Japan’s Botched Response to Fukushima

The Daily Escape:

Winter’s end, NH – photo by Betsy Zimmerli

Today marks ten years since a tsunami rolled over the Fukushima Dai-ichi nuclear power plant on Honshu, Japan’s main island. The disaster was bad enough that the event is still known as 3/11 in Japan.

The tsunami and the earthquake that triggered it killed nearly 20,000 people, destroyed over 100,000 homes, and threw Japan into turmoil. The estimated remediation costs so far are about $300 billion, larger than that for any other natural disaster the world has seen.

We remember it largely for the core melt-down at the nuclear plant. That was caused by poor design: The tsunami easily topped the plant’s sea walls, flooding the underground bunkers that contained its emergency generators. The earthquake had cut any outside source of electricity, meaning that water couldn’t be pumped in to cool the reactor cores. The nuclear fuel began to meltdown.

In 2011, nuclear power provided about one-third of Japan’s electricity. Today, only four of 33 commercial nuclear reactors are operating, and only nine have met safety standards set after the disaster.

Across Japan, 53% are opposed to restarting the nuclear power plants. Naturally, that number is worse for people who opted not to return to Fukushima: just 16% said they were in favor of further restarts.

Overall, the Japanese think that both Fukushima plant’s operator, the Tokyo Electric Power Company (Tepco), and the government have lied to them. At the time of the disaster, a botched response cost then prime minister Kan his job, opening the way for Shinzo Abe.

Tepco didn’t even confirm that the meltdowns had occurred until two months after the disaster. At the time, the government and Tepco said it was a natural disaster, but a 2012 inquiry found that it was a “profoundly man-made disaster”, in part due to the chummy relationship between the Japanese regulator and Tepco.

Credibility hasn’t improved. There are 1,000 metal tanks that store contaminated water used to cool the still-hot molten cores of the three reactors. The tanks contain nearly 1.25 million tons of spent cooling water, that’s still radioactive. Tepco and the government are running out of space to build more tanks, so they want to gradually release the water into the sea (after it is decontaminated and diluted) over the next 30 years.

However, in 2018, Tepco acknowledged that 70% of the water stored at the site contained extremely dangerous radioactive contaminants such as strontium-90, rather than just the tritium Tepco said it contained, another huge black eye for the state’s and Tepco’s credibility.

Tritium is a naturally occurring isotope of hydrogen that isn’t considered dangerous to human health.
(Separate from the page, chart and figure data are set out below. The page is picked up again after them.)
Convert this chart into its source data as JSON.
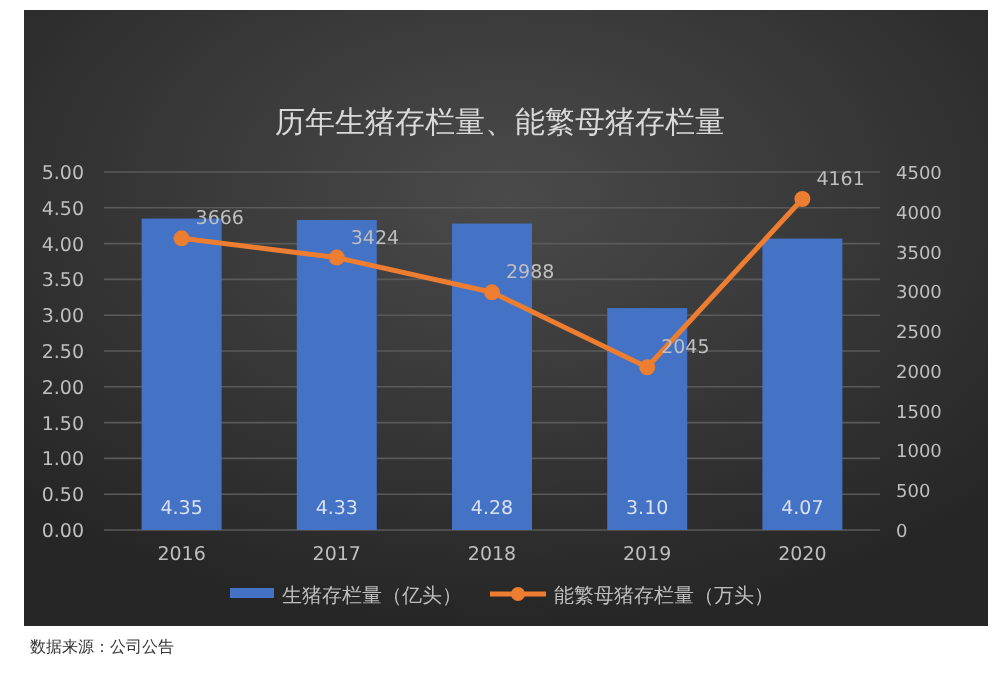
{
  "chart_data": {
    "type": "bar",
    "title": "历年生猪存栏量、能繁母猪存栏量",
    "categories": [
      "2016",
      "2017",
      "2018",
      "2019",
      "2020"
    ],
    "series": [
      {
        "name": "生猪存栏量（亿头）",
        "color": "#4472c4",
        "values": [
          4.35,
          4.33,
          4.28,
          3.1,
          4.07
        ],
        "value_labels": [
          "4.35",
          "4.33",
          "4.28",
          "3.10",
          "4.07"
        ]
      },
      {
        "name": "能繁母猪存栏量（万头）",
        "type": "line",
        "axis": "y2",
        "color": "#ed7d31",
        "marker": "circle",
        "values": [
          3666,
          3424,
          2988,
          2045,
          4161
        ]
      }
    ],
    "ylim": [
      0,
      5
    ],
    "yticks": [
      {
        "value": 0,
        "label": "0.00"
      },
      {
        "value": 0.5,
        "label": "0.50"
      },
      {
        "value": 1,
        "label": "1.00"
      },
      {
        "value": 1.5,
        "label": "1.50"
      },
      {
        "value": 2,
        "label": "2.00"
      },
      {
        "value": 2.5,
        "label": "2.50"
      },
      {
        "value": 3,
        "label": "3.00"
      },
      {
        "value": 3.5,
        "label": "3.50"
      },
      {
        "value": 4,
        "label": "4.00"
      },
      {
        "value": 4.5,
        "label": "4.50"
      },
      {
        "value": 5,
        "label": "5.00"
      }
    ],
    "y2lim": [
      0,
      4500
    ],
    "y2ticks": [
      0,
      500,
      1000,
      1500,
      2000,
      2500,
      3000,
      3500,
      4000,
      4500
    ],
    "grid": "y",
    "legend": "bottom",
    "data_labels": true,
    "annotations": [
      "数据来源：公司公告"
    ]
  }
}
It’s routinely released into the ocean by nuclear power plants worldwide.

So, just like in the US state of Texas, Japan has favored the utilities over public health, and still is doing so today. This is important since Japan’s new prime minister, Yoshihide Suga, has committed to carbon neutrality by 2050. Japan’s renewable energy sector currently produces nearly 24% of its electric needs, but the government thinks that nuclear’s contribution will need to rise from today’s 6% to 20% within 10 years to meet the goal.

But growing nuclear’s contribution to Japan’s energy needs will require rebuilding public trust in nuclear energy. There needs to be more straight talk about how to expand safely, along with clear thinking about the very cozy government-business relationship.

Japan’s handling of the immediate crisis and the long-term solutions makes any discussion of adding additional nuclear power difficult. A survey by Edelman, a public-relations firm, found that the percentage of Japanese expressing trust in their government plunged from 51% before the disaster to 25% after. It now stands at 37%. As Azby Brown of Safecast, a Tokyo NGO says:

“Trust is not a renewable resource. Once you lose it, that’s it.”

Nuclear’s weakness is that it’s expensive and dangerous, which makes new nuclear power a hard sell. It is increasingly being deployed in autocratic nations; exactly where careful regulation is least likely. Russia is exporting nuclear power plants.

China’s nuclear plants are growing as part of an effort to reduce reliance on coal. China produced four times as much nuclear energy in 2019 as it did in 2011 and has 16 reactors under construction.

Countries wanting new nuclear plants now look to China and Russia as suppliers.

Skeptical people always ask nuclear power utilities one simple question: “What will you do with the radioactive waste?” Radioactive waste has always been, and remains, an intractable problem.

And now here we are, wanting zero-emissions power. But we’re faced with the intractable problems of what will resolve the after-effects of the Fukushima disaster, and how to store the radioactive waste from other power plants.